The components of an innovation strategy can include the following:
Goals:
These are the general outcomes that the company is trying to achieve.
These can represent the mission or vision statements that define what
the company stands for and what it is trying to achieve. These need to
be simple and clear so that staff within the company can understand the
direction that the firm is trying to take so they can align their
efforts to this.
Arena:
This defines the general parameters of the environment in which the
company intends to compete. The purpose of this section is to define the
scope of the strategy. The arena covers a number of areas and should
not simply be viewed as defining a market in which to compete. Other
aspects that need to be considered is the technology and product
positioning relative to competitors (e.g. low cost or high
differential). The arena needs to be broad enough to ensure that there
is sufficient space to grow but narrow enough to ensure effort is not
dissipated too broadly.
Mechanism:The
mechanism defines how the company will approach innovation relative to
competitoors in the market. The standard mechanisms (made famous by
Miles & Snow) can include:
- Propector: These firms aim to become the first mover with new products and services and attempt to use first in the market as a means to secure an advantageous position in the market.

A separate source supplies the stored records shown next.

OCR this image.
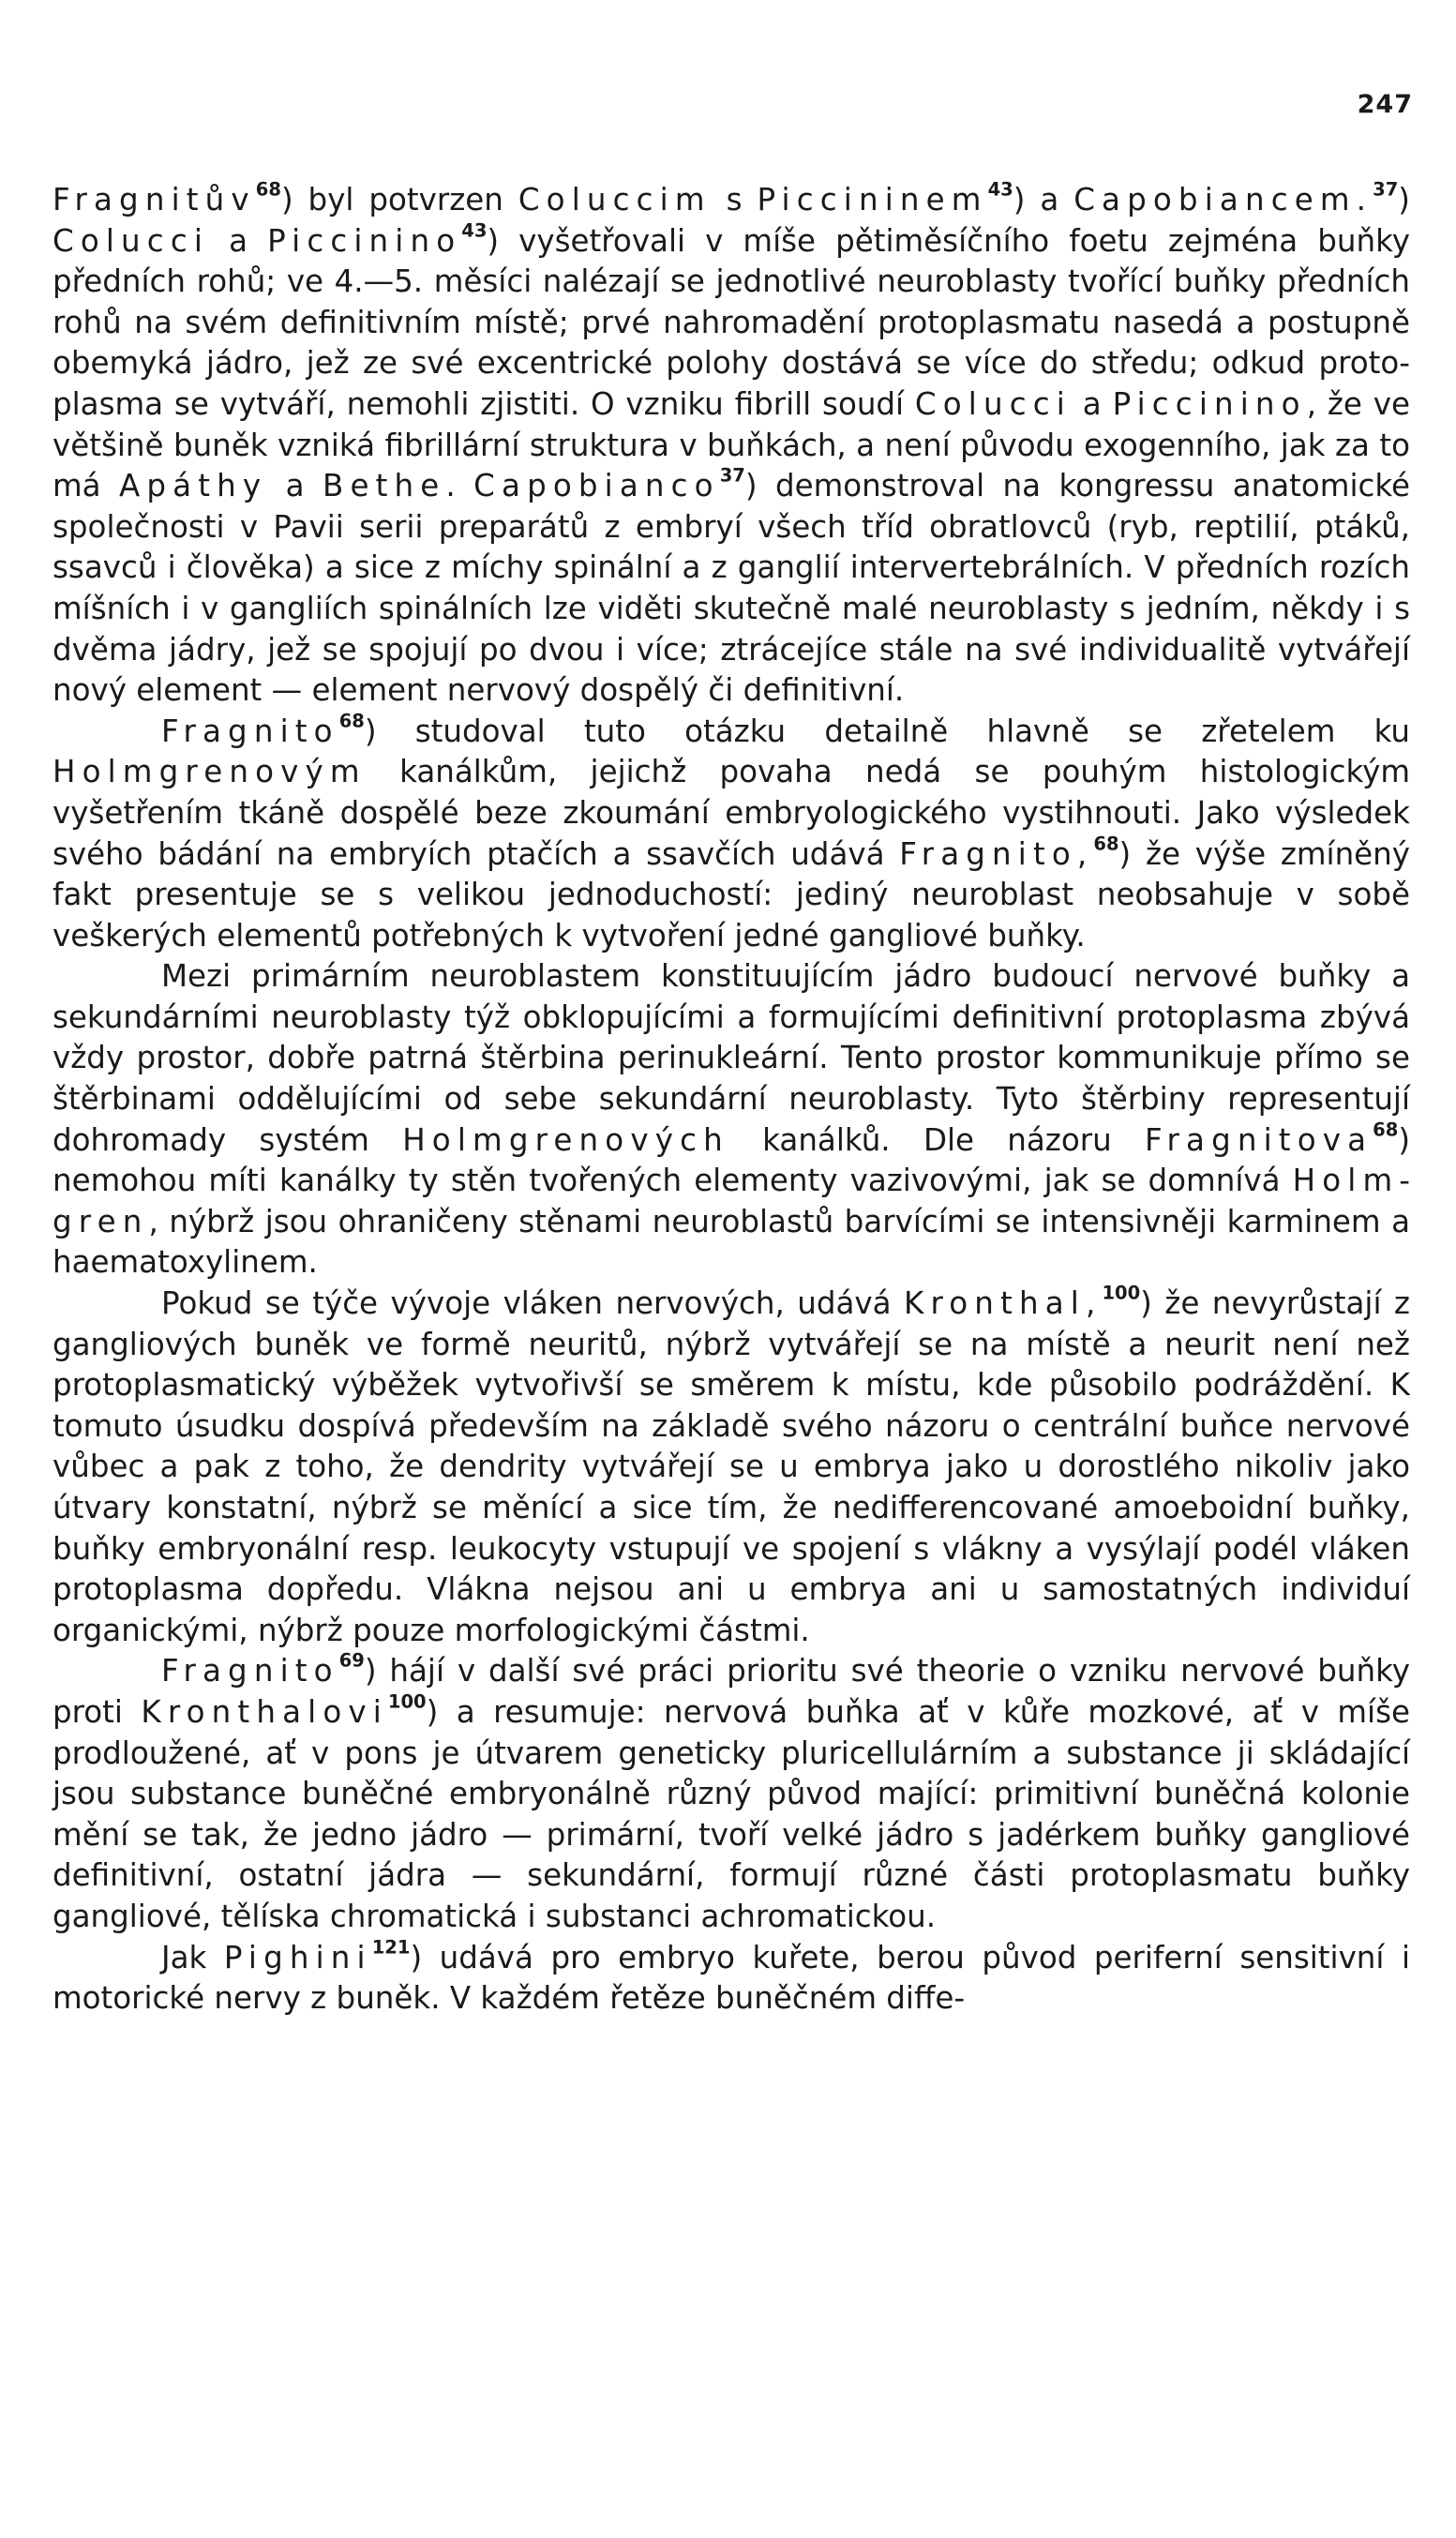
247

Fragnitův$^{68}$) byl potvrzen Coluccim s Piccininem$^{43}$) a Capobiancem.$^{37}$) Colucci a Piccinino$^{43}$) vyšetřovali v míše pětiměsíčního foetu zejména buňky předních rohů; ve 4.—5. měsíci nalézají se jednotlivé neuroblasty tvořící buňky předních rohů na svém definitivním místě; prvé nahromadění protoplasmatu nasedá a postupně obemyká jádro, jež ze své excentrické polohy dostává se více do středu; odkud protoplasma se vytváří, nemohli zjistiti. O vzniku fibrill soudí Colucci a Piccinino, že ve většině buněk vzniká fibrillární struktura v buňkách, a není původu exogenního, jak za to má Apáthy a Bethe. Capobianco$^{37}$) demonstroval na kongressu anatomické společnosti v Pavii serii preparátů z embryí všech tříd obratlovců (ryb, reptilií, ptáků, ssavců i člověka) a sice z míchy spinální a z ganglií intervertebrálních. V předních rozích míšních i v gangliích spinálních lze viděti skutečně malé neuroblasty s jedním, někdy i s dvěma jádry, jež se spojují po dvou i více; ztrácejíce stále na své individualitě vytvářejí nový element — element nervový dospělý či definitivní.

Fragnito$^{68}$) studoval tuto otázku detailně hlavně se zřetelem ku Holmgrenovým kanálkům, jejichž povaha nedá se pouhým histologickým vyšetřením tkáně dospělé beze zkoumání embryologického vystihnouti. Jako výsledek svého bádání na embryích ptačích a ssavčích udává Fragnito,$^{68}$) že výše zmíněný fakt presentuje se s velikou jednoduchostí: jediný neuroblast neobsahuje v sobě veškerých elementů potřebných k vytvoření jedné gangliové buňky.

Mezi primárním neuroblastem konstituujícím jádro budoucí nervové buňky a sekundárními neuroblasty týž obklopujícími a formujícími definitivní protoplasma zbývá vždy prostor, dobře patrná štěrbina perinukleární. Tento prostor kommunikuje přímo se štěrbinami oddělujícími od sebe sekundární neuroblasty. Tyto štěrbiny representují dohromady systém Holmgrenových kanálků. Dle názoru Fragnitova$^{68}$) nemohou míti kanálky ty stěn tvořených elementy vazivovými, jak se domnívá Holmgren, nýbrž jsou ohraničeny stěnami neuroblastů barvícími se intensivněji karminem a haematoxylinem.

Pokud se týče vývoje vláken nervových, udává Kronthal,$^{100}$) že nevyrůstají z gangliových buněk ve formě neuritů, nýbrž vytvářejí se na místě a neurit není než protoplasmatický výběžek vytvořivší se směrem k místu, kde působilo podráždění. K tomuto úsudku dospívá především na základě svého názoru o centrální buňce nervové vůbec a pak z toho, že dendrity vytvářejí se u embrya jako u dorostlého nikoliv jako útvary konstatní, nýbrž se měnící a sice tím, že nedifferencované amoeboidní buňky, buňky embryonální resp. leukocyty vstupují ve spojení s vlákny a vysýlají podél vláken protoplasma dopředu. Vlákna nejsou ani u embrya ani u samostatných individuí organickými, nýbrž pouze morfologickými částmi.

Fragnito$^{69}$) hájí v další své práci prioritu své theorie o vzniku nervové buňky proti Kronthalovi$^{100}$) a resumuje: nervová buňka ať v kůře mozkové, ať v míše prodloužené, ať v pons je útvarem geneticky pluricellulárním a substance ji skládající jsou substance buněčné embryonálně různý původ mající: primitivní buněčná kolonie mění se tak, že jedno jádro — primární, tvoří velké jádro s jadérkem buňky gangliové definitivní, ostatní jádra — sekundární, formují různé části protoplasmatu buňky gangliové, tělíska chromatická i substanci achromatickou.

Jak Pighini$^{121}$) udává pro embryo kuřete, berou původ periferní sensitivní i motorické nervy z buněk. V každém řetěze buněčném diffe-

- Analyzer: These are also known as the fast followers. They don't attempt to be first to market but instead attempt to follow quickly when trends are identified. They take the approach second but better and can capitalize on the mistakes of the prospectors.
- Defender: These can include companies which already have a sizable market share and are aiming to retain a stable niche in the market. Generally these companies look to grow through innovations in efficiency rather than new products.
Platform:
Many innovations may be built on a platform. An example of this
is Boeing's airframes that can be used for everything from carry
presidents to carrying mail. There are very few companies don't utilize
some form of common basis for their competition. Boeing is an extreme
example, but consulting firms rely on the expertise of their staff,
telcos generally build their business around their networks and
investment in switching infrastructure. A platform centric approach
builds a solid foundation product or service to which new developments
can be added quickly. This has the bonus of low cost, high speed
development as well as leveraging any branding value with the basic
platform. The disadvantage is that a strong platform can be restricting
or dangerous if the platform looks like it will be succeeded by new
technology.
Collectively these elements give the firm a good understanding of where it will compete, how it will compete, and what will form the basic reusable components within their innovation strategy.